Based on Kemira’s recommendation, the South plant initiated a trial using inline ferric sulfate injection. When applied to a strategic location in the process, ferric sulfate is a highly effective coagulant for hydrogen sulfide control, pulling the dissolved sulfides out of solution and solidifying it before it gets to the digester and becomes a harmful gas. The precipitate is then removed with the bio-solids during the digestion process, leading to thicker solids, longer digester retention times, dramatic reductions in gas-phase hydrogen sulfide levels, and increased levels of methane. The trial was such a success that it was soon replicated at the Central plant.
Bypassing iron sponges and sodium hypochlorite used as wet scrubber saves more than $550,000 per year in operating and maintenance costs.
Top-class improvements all round
The most significant implication of ferric sulfate technology is the digester biogas enhancement, especially the reduction in hydrogen sulfide levels. At the Central and South plants, the levels nosedived from 10,000 and 5,000 ppm respectively to as low as 200 ppm. Bypassing iron sponges and sodium hypochlorite used as wet scrubber saves more than $550,000 per year in operating and maintenance costs.
The risk of corrosion in the cogeneration engines has been significantly reduced, which in turn lowers costs by reducing the frequency of engine maintenance and oil changes. At the same time methane levels increased from 57 to 63% at the Central plant and from 62 to 67% at the South plant, meaning more kilowatts per cubic foot of biogas.

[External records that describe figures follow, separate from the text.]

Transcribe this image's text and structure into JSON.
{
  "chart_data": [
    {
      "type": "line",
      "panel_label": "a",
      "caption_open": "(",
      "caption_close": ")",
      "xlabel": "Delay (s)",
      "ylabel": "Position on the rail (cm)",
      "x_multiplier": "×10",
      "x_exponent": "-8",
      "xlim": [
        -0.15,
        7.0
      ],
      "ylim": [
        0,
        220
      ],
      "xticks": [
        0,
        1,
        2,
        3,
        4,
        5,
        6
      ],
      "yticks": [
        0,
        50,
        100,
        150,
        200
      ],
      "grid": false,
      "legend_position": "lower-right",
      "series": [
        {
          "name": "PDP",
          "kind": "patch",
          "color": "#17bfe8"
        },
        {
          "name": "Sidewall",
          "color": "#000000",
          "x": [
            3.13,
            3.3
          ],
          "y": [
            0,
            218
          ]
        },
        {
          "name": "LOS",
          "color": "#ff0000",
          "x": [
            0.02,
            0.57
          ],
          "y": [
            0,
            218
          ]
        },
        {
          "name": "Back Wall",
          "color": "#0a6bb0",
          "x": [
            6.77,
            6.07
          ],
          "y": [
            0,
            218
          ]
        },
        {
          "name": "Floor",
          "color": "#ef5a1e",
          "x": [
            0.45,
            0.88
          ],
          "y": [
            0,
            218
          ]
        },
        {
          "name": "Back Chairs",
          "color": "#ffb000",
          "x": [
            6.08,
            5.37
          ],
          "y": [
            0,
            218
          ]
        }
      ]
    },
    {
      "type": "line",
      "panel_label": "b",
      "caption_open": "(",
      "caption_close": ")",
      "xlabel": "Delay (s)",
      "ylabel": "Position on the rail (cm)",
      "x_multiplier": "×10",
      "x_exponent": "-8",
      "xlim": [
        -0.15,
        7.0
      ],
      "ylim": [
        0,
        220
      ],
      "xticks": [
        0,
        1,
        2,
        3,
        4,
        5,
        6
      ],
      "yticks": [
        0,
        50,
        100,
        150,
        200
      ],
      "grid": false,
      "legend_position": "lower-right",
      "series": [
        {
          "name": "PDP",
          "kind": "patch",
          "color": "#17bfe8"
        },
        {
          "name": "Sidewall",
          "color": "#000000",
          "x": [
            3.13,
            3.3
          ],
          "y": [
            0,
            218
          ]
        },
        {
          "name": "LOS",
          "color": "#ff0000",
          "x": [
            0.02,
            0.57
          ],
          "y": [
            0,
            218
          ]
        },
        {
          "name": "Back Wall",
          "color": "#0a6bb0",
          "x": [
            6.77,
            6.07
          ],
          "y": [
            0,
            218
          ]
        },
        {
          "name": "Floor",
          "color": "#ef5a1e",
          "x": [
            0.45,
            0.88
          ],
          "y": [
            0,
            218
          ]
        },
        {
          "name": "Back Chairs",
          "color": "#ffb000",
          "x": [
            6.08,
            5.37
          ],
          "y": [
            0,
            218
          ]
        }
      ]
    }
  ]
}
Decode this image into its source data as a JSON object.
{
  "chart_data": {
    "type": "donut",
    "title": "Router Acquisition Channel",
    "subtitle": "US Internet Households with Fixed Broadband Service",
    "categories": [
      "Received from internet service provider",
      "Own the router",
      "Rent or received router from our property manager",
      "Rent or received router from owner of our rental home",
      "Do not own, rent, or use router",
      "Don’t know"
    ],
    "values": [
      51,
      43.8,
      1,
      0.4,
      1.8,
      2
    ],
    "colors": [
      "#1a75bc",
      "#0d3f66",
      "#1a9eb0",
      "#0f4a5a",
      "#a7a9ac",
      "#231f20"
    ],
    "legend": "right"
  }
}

Additionally, the performance of the gravity thickeners at both plants improved, and concentrator throughput rates have increased significantly, from 300 gallons per minute to up to 500 gallons per minute. Underflow sludge solids have increased from 1.8–2% to 3.5–4% at the South plant. “I’m very enthusiastic about the future of this application,” says Richard. “It is common in some European countries and more well known in California. It has massive potential in Florida. We’re looking forward to helping other customers improve their concentrator performance and biogas quality in the future,” he concludes.